In what some claim to be the rebirth of the “Knock Out Game,” an unprovoked assailant sets up to assault his unaware victim.

The attacker steps with his left foot inside the Kings Plaza Mall in south Brooklyn and strikes his victim squarely in the left cheek.

The sufferer collapsed to the ground unprepared for collision, seeming to be knocked out standing.

On the footage, Phu—who was convicted of raping a 17-year-old girl at gunpoint in 1994—is suddenly seen coming up behind Cortes and striking him on the side of the head.

Cortes, who didn’t anticipate the blow, collapses to the ground with a fractured skull. He was put into a coma by doctors to deal with the swelling, and this week, after a few tense weeks, he was eventually removed off a respirator. On August 20, a 36-year-old guy shopping in the Kings Plaza Mall was struck once in the head by a seemingly random person across town in South Brooklyn.

A guy is seen on camera waiting in line for the ATM at about 6 o’clock in the evening when the assailant comes from behind, places his front foot, and strikes the unwitting victim directly in the right cheek.

Unable to see her attacker approaching, a 74-year-old Asian lady is seen in the middle lunging at her victim on the left.

A random assault on Madison Avenue in Midtown Manhattan’s top retail area was seen on video.

The attacker, seen here, threw her bag over her shoulder and walked off as if nothing had happened

The attacker, seen here, threw her bag over her shoulder and walked off as if nothing had happened

The attacker, seen here, threw her bag over her shoulder and walked off as if nothing had happened

The victim appears to be knocked unconscious standing and falls to the floor without bracing for the fall.
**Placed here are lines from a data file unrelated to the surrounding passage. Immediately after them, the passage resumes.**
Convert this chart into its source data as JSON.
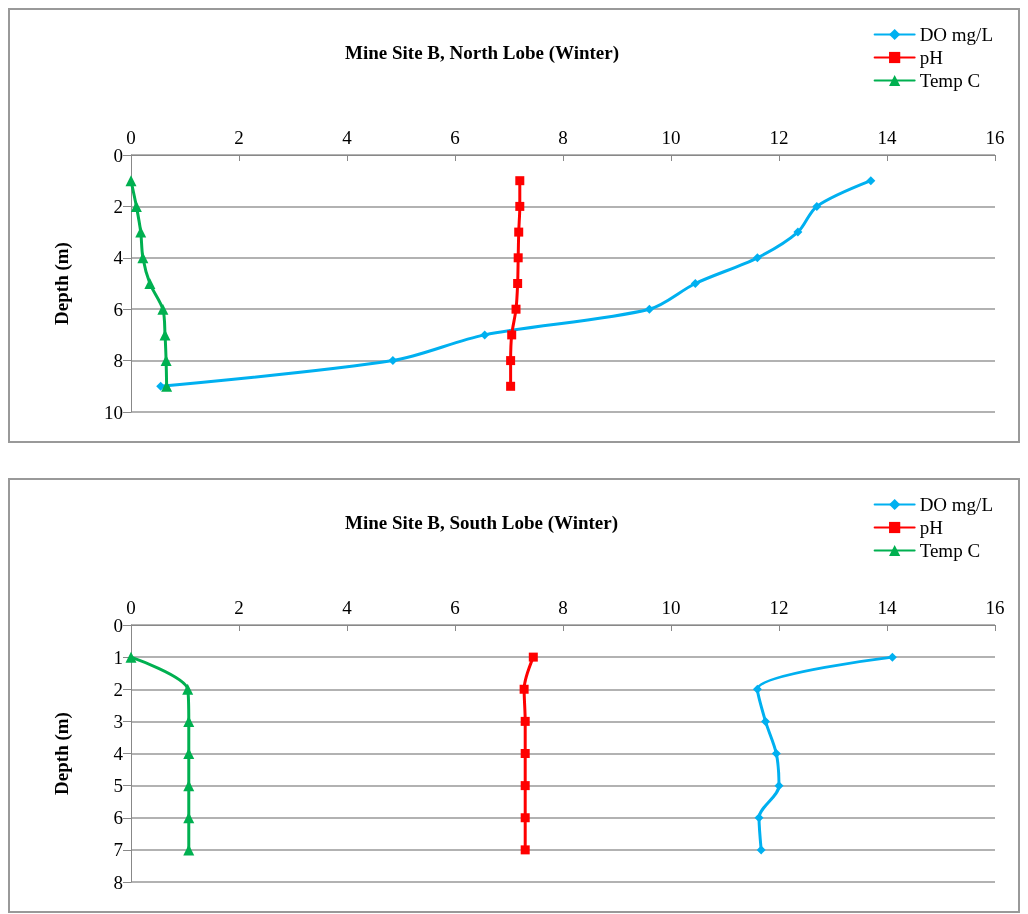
{
  "chart_data": [
    {
      "type": "line",
      "title": "Mine Site B, North Lobe (Winter)",
      "ylabel": "Depth (m)",
      "xlim": [
        0,
        16
      ],
      "xticks": [
        0,
        2,
        4,
        6,
        8,
        10,
        12,
        14,
        16
      ],
      "ylim": [
        10,
        0
      ],
      "yticks": [
        0,
        2,
        4,
        6,
        8,
        10
      ],
      "grid": "y",
      "legend": "top right",
      "series": [
        {
          "name": "DO mg/L",
          "color": "#00b0f0",
          "marker": "diamond",
          "x": [
            13.7,
            12.7,
            12.35,
            11.6,
            10.45,
            9.6,
            6.55,
            4.85,
            0.55
          ],
          "values": [
            1,
            2,
            3,
            4,
            5,
            6,
            7,
            8,
            9
          ]
        },
        {
          "name": "pH",
          "color": "#ff0000",
          "marker": "square",
          "x": [
            7.2,
            7.2,
            7.18,
            7.17,
            7.16,
            7.13,
            7.05,
            7.03,
            7.03
          ],
          "values": [
            1,
            2,
            3,
            4,
            5,
            6,
            7,
            8,
            9
          ]
        },
        {
          "name": "Temp C",
          "color": "#00b050",
          "marker": "triangle",
          "x": [
            0,
            0.1,
            0.18,
            0.22,
            0.35,
            0.59,
            0.63,
            0.65,
            0.66
          ],
          "values": [
            1,
            2,
            3,
            4,
            5,
            6,
            7,
            8,
            9
          ]
        }
      ]
    },
    {
      "type": "line",
      "title": "Mine Site B, South Lobe (Winter)",
      "ylabel": "Depth (m)",
      "xlim": [
        0,
        16
      ],
      "xticks": [
        0,
        2,
        4,
        6,
        8,
        10,
        12,
        14,
        16
      ],
      "ylim": [
        8,
        0
      ],
      "yticks": [
        0,
        1,
        2,
        3,
        4,
        5,
        6,
        7,
        8
      ],
      "grid": "y",
      "legend": "top right",
      "series": [
        {
          "name": "DO mg/L",
          "color": "#00b0f0",
          "marker": "diamond",
          "x": [
            14.1,
            11.6,
            11.75,
            11.95,
            12.0,
            11.63,
            11.67
          ],
          "values": [
            1,
            2,
            3,
            4,
            5,
            6,
            7
          ]
        },
        {
          "name": "pH",
          "color": "#ff0000",
          "marker": "square",
          "x": [
            7.45,
            7.28,
            7.3,
            7.3,
            7.3,
            7.3,
            7.3
          ],
          "values": [
            1,
            2,
            3,
            4,
            5,
            6,
            7
          ]
        },
        {
          "name": "Temp C",
          "color": "#00b050",
          "marker": "triangle",
          "x": [
            0,
            1.05,
            1.07,
            1.07,
            1.07,
            1.07,
            1.07
          ],
          "values": [
            1,
            2,
            3,
            4,
            5,
            6,
            7
          ]
        }
      ]
    }
  ]
}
The assailant walks away, but doubles back and surveys his handiwork before strutting off with his buddy.

The victim was hospitalized, but appears to be recovering.
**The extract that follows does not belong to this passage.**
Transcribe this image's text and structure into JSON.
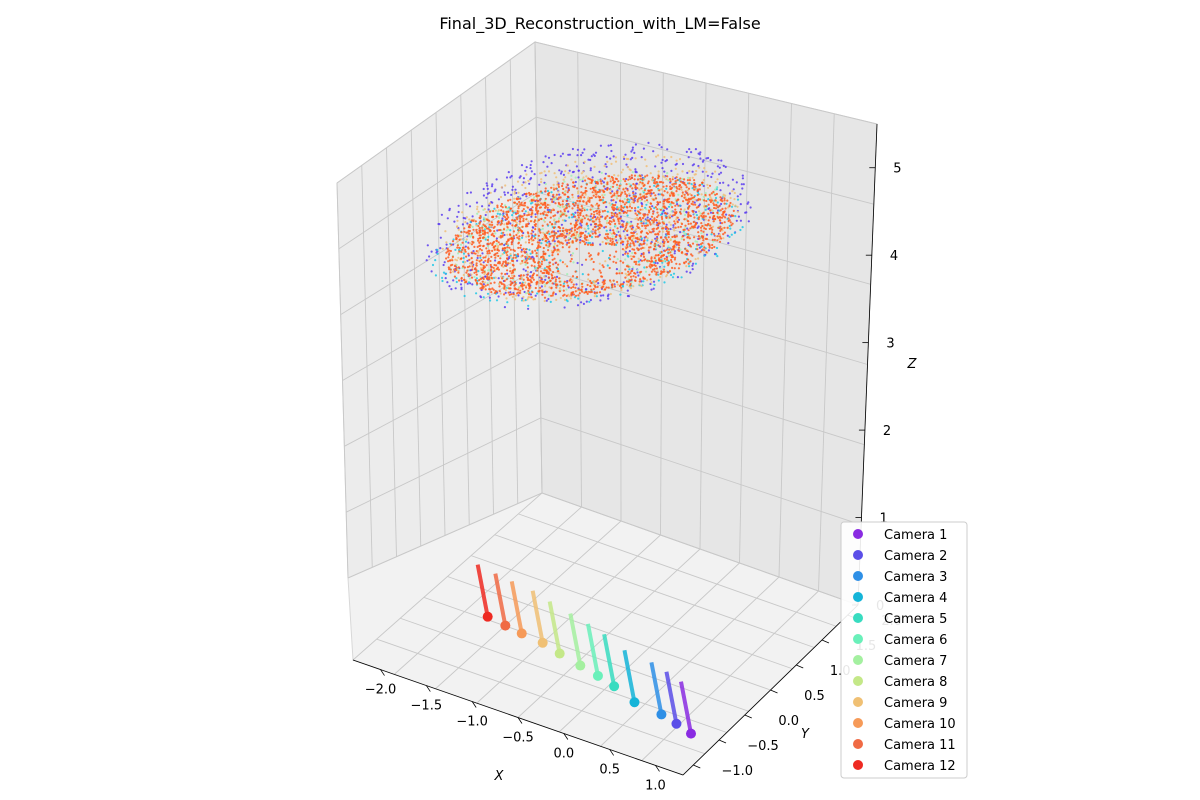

It’s not just an outer borough phenomena, the game has found victims in some of Manhattan’s most upscale shopping districts.

On Wednesday, August 24, a 74-year-old Asian woman walking with a companion was smashed in the side of the face by a larger woman who appeared to have no previous interaction with her.

The blow sends the elderly woman stumbling to the curb where she finally collapsed before reeling into the street.

The attacker, who had been rifling through a gym bag before the attack, slung the satchel over her shoulder and proceeded down the sidewalk as if nothing had happened.

Overall crimes are up by a third so-far this year, compared for the same period of 2021, with felony assaults hitting 16,692 by August 21, compared to 14,045 for the same date last year.

Images of ongoing NYC violence have stunned the United States and much of the rest of the world, and are feared to be hampering efforts to attract workers and tourists back to the COVID-ravaged metropolis.